En philosophie antique, et tout particulièrement dans le stoïcisme, le skopos ne désigne pas simplement un objectif extérieur à atteindre, mais la direction générale de l’action. Il faut le distinguer du telos (la fin ultime). Le telos est ce qui constitue l’accomplissement final de la vie humaine, tandis que le skopos est ce qui guide concrètement les choix et les actes au quotidien.

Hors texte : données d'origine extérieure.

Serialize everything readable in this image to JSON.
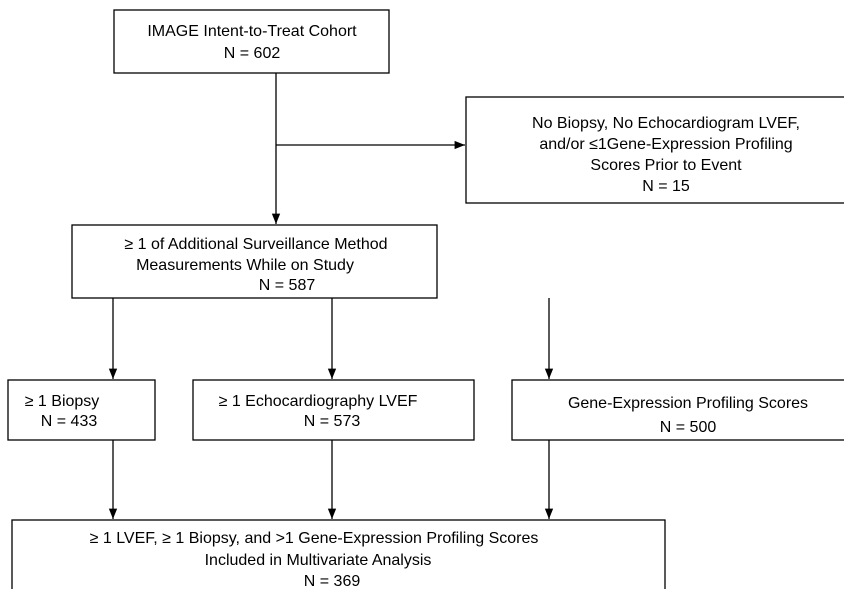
{
  "nodes": [
    {
      "lines": [
        "IMAGE Intent-to-Treat Cohort",
        "N = 602"
      ]
    },
    {
      "lines": [
        "No Biopsy, No Echocardiogram LVEF,",
        "and/or ≤1Gene-Expression Profiling",
        "Scores Prior to Event",
        "N = 15"
      ]
    },
    {
      "lines": [
        "≥ 1 of Additional Surveillance Method",
        "Measurements While on Study",
        "N = 587"
      ]
    },
    {
      "lines": [
        "≥ 1 Biopsy",
        "N = 433"
      ]
    },
    {
      "lines": [
        "≥ 1 Echocardiography LVEF",
        "N = 573"
      ]
    },
    {
      "lines": [
        "Gene-Expression Profiling Scores",
        "N = 500"
      ]
    },
    {
      "lines": [
        "≥ 1 LVEF, ≥ 1 Biopsy, and >1 Gene-Expression Profiling Scores",
        "Included in Multivariate Analysis",
        "N = 369"
      ]
    }
  ]
}
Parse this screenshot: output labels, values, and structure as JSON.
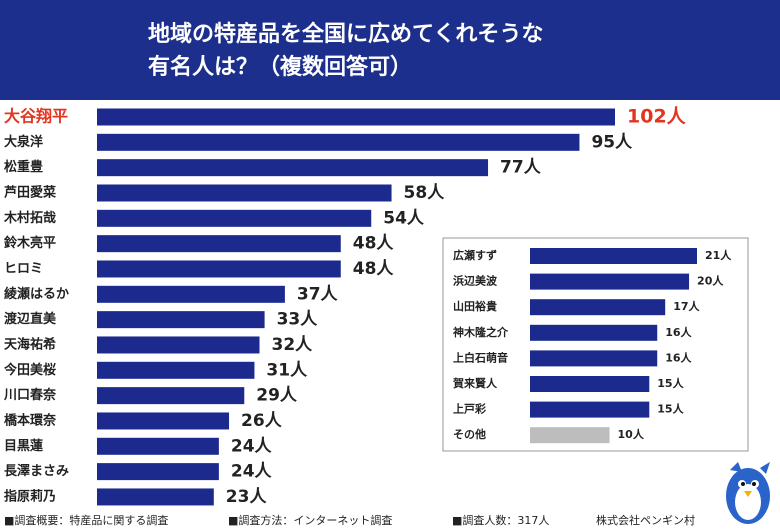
{
  "chart_data": [
    {
      "type": "bar",
      "orientation": "horizontal",
      "title": [
        "地域の特産品を全国に広めてくれそうな",
        "有名人は？（複数回答可）"
      ],
      "categories": [
        "大谷翔平",
        "大泉洋",
        "松重豊",
        "芦田愛菜",
        "木村拓哉",
        "鈴木亮平",
        "ヒロミ",
        "綾瀬はるか",
        "渡辺直美",
        "天海祐希",
        "今田美桜",
        "川口春奈",
        "橋本環奈",
        "目黒蓮",
        "長澤まさみ",
        "指原莉乃"
      ],
      "values": [
        102,
        95,
        77,
        58,
        54,
        48,
        48,
        37,
        33,
        32,
        31,
        29,
        26,
        24,
        24,
        23
      ],
      "value_labels": [
        "102人",
        "95人",
        "77人",
        "58人",
        "54人",
        "48人",
        "48人",
        "37人",
        "33人",
        "32人",
        "31人",
        "29人",
        "26人",
        "24人",
        "24人",
        "23人"
      ],
      "color": "#1c2a8e",
      "highlight": {
        "index": 0,
        "color": "#e3341f"
      }
    },
    {
      "type": "bar",
      "orientation": "horizontal",
      "categories": [
        "広瀬すず",
        "浜辺美波",
        "山田裕貴",
        "神木隆之介",
        "上白石萌音",
        "賀来賢人",
        "上戸彩",
        "その他"
      ],
      "values": [
        21,
        20,
        17,
        16,
        16,
        15,
        15,
        10
      ],
      "value_labels": [
        "21人",
        "20人",
        "17人",
        "16人",
        "16人",
        "15人",
        "15人",
        "10人"
      ],
      "colors": [
        "#1c2a8e",
        "#1c2a8e",
        "#1c2a8e",
        "#1c2a8e",
        "#1c2a8e",
        "#1c2a8e",
        "#1c2a8e",
        "#bdbdbd"
      ]
    }
  ],
  "footer": [
    "■調査概要：特産品に関する調査",
    "■調査方法：インターネット調査",
    "■調査人数：317人"
  ],
  "credit": "株式会社ペンギン村"
}
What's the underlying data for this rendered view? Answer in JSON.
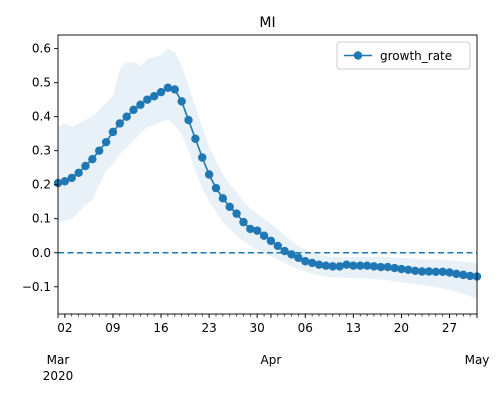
{
  "chart_data": {
    "type": "line",
    "title": "MI",
    "xlabel": "",
    "ylabel": "",
    "x_start_date": "2020-03-01",
    "x_end_date": "2020-05-01",
    "xlim": [
      "2020-03-01",
      "2020-05-01"
    ],
    "ylim": [
      -0.18,
      0.64
    ],
    "ytick_values": [
      -0.1,
      0.0,
      0.1,
      0.2,
      0.3,
      0.4,
      0.5,
      0.6
    ],
    "ytick_labels": [
      "−0.1",
      "0.0",
      "0.1",
      "0.2",
      "0.3",
      "0.4",
      "0.5",
      "0.6"
    ],
    "xtick_major_dates": [
      "2020-03-02",
      "2020-03-09",
      "2020-03-16",
      "2020-03-23",
      "2020-03-30",
      "2020-04-06",
      "2020-04-13",
      "2020-04-20",
      "2020-04-27"
    ],
    "xtick_major_labels": [
      "02",
      "09",
      "16",
      "23",
      "30",
      "06",
      "13",
      "20",
      "27"
    ],
    "xtick_month_dates": [
      "2020-03-01",
      "2020-04-01",
      "2020-05-01"
    ],
    "xtick_month_labels": [
      "Mar\n2020",
      "Apr",
      "May"
    ],
    "grid": false,
    "legend_position": "top-right",
    "reference_line": {
      "y": 0.0,
      "style": "dashed"
    },
    "series": [
      {
        "name": "growth_rate",
        "color": "#1f77b4",
        "marker": "circle",
        "y": [
          0.205,
          0.21,
          0.22,
          0.235,
          0.255,
          0.275,
          0.3,
          0.325,
          0.355,
          0.38,
          0.4,
          0.42,
          0.435,
          0.45,
          0.46,
          0.472,
          0.485,
          0.48,
          0.445,
          0.39,
          0.335,
          0.28,
          0.23,
          0.19,
          0.16,
          0.135,
          0.115,
          0.09,
          0.07,
          0.065,
          0.05,
          0.035,
          0.02,
          0.005,
          -0.005,
          -0.015,
          -0.025,
          -0.03,
          -0.035,
          -0.038,
          -0.04,
          -0.04,
          -0.035,
          -0.038,
          -0.038,
          -0.038,
          -0.04,
          -0.042,
          -0.042,
          -0.045,
          -0.048,
          -0.05,
          -0.053,
          -0.055,
          -0.055,
          -0.056,
          -0.056,
          -0.058,
          -0.062,
          -0.065,
          -0.068,
          -0.07
        ],
        "band_lower": [
          0.09,
          0.095,
          0.1,
          0.12,
          0.14,
          0.155,
          0.2,
          0.24,
          0.26,
          0.29,
          0.31,
          0.33,
          0.35,
          0.37,
          0.375,
          0.385,
          0.39,
          0.375,
          0.35,
          0.3,
          0.24,
          0.19,
          0.15,
          0.12,
          0.09,
          0.07,
          0.05,
          0.035,
          0.02,
          0.01,
          0.0,
          -0.01,
          -0.02,
          -0.03,
          -0.04,
          -0.048,
          -0.055,
          -0.062,
          -0.067,
          -0.07,
          -0.072,
          -0.073,
          -0.074,
          -0.075,
          -0.075,
          -0.076,
          -0.077,
          -0.079,
          -0.081,
          -0.083,
          -0.087,
          -0.09,
          -0.092,
          -0.095,
          -0.098,
          -0.1,
          -0.105,
          -0.11,
          -0.115,
          -0.12,
          -0.128,
          -0.135
        ],
        "band_upper": [
          0.37,
          0.38,
          0.37,
          0.38,
          0.39,
          0.4,
          0.42,
          0.44,
          0.46,
          0.54,
          0.56,
          0.56,
          0.55,
          0.57,
          0.575,
          0.58,
          0.6,
          0.59,
          0.55,
          0.49,
          0.43,
          0.37,
          0.31,
          0.27,
          0.23,
          0.2,
          0.18,
          0.15,
          0.13,
          0.115,
          0.1,
          0.085,
          0.07,
          0.05,
          0.035,
          0.02,
          0.01,
          0.0,
          -0.005,
          -0.01,
          -0.012,
          -0.013,
          -0.013,
          -0.013,
          -0.012,
          -0.012,
          -0.012,
          -0.013,
          -0.013,
          -0.014,
          -0.015,
          -0.016,
          -0.018,
          -0.02,
          -0.02,
          -0.02,
          -0.021,
          -0.022,
          -0.024,
          -0.026,
          -0.028,
          -0.03
        ]
      }
    ]
  }
}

Chez les stoïciens, le telos est la vie conforme à la nature ou à la raison, tandis que le skopos correspond à la manière correcte d’agir ici et maintenant, en accord avec ce telos. Autrement dit, le skopos n’est pas un résultat garanti, mais une orientation juste de l’action, indépendamment de son issue.
Cette distinction est essentielle : on peut manquer sa cible extérieure tout en ayant bien visé. Un acte peut échouer dans ses effets sans être moralement mauvais, si le skopos — l’intention rationnelle et droite — était correct. Ce qui compte n’est donc pas le succès, mais la justesse de la visée.
Le skopos introduit ainsi une éthique de l’orientation plutôt que du résultat. Il rappelle que ce qui dépend de nous n’est pas l’issue des événements, mais la direction que nous donnons à nos jugements, à nos décisions et à nos actions.
Dans le stoïcisme, vivre correctement revient à maintenir un skopos droit : viser la justesse du jugement et de l’action, sans attacher sa tranquillité à l’atteinte effective de ce que l’on visait.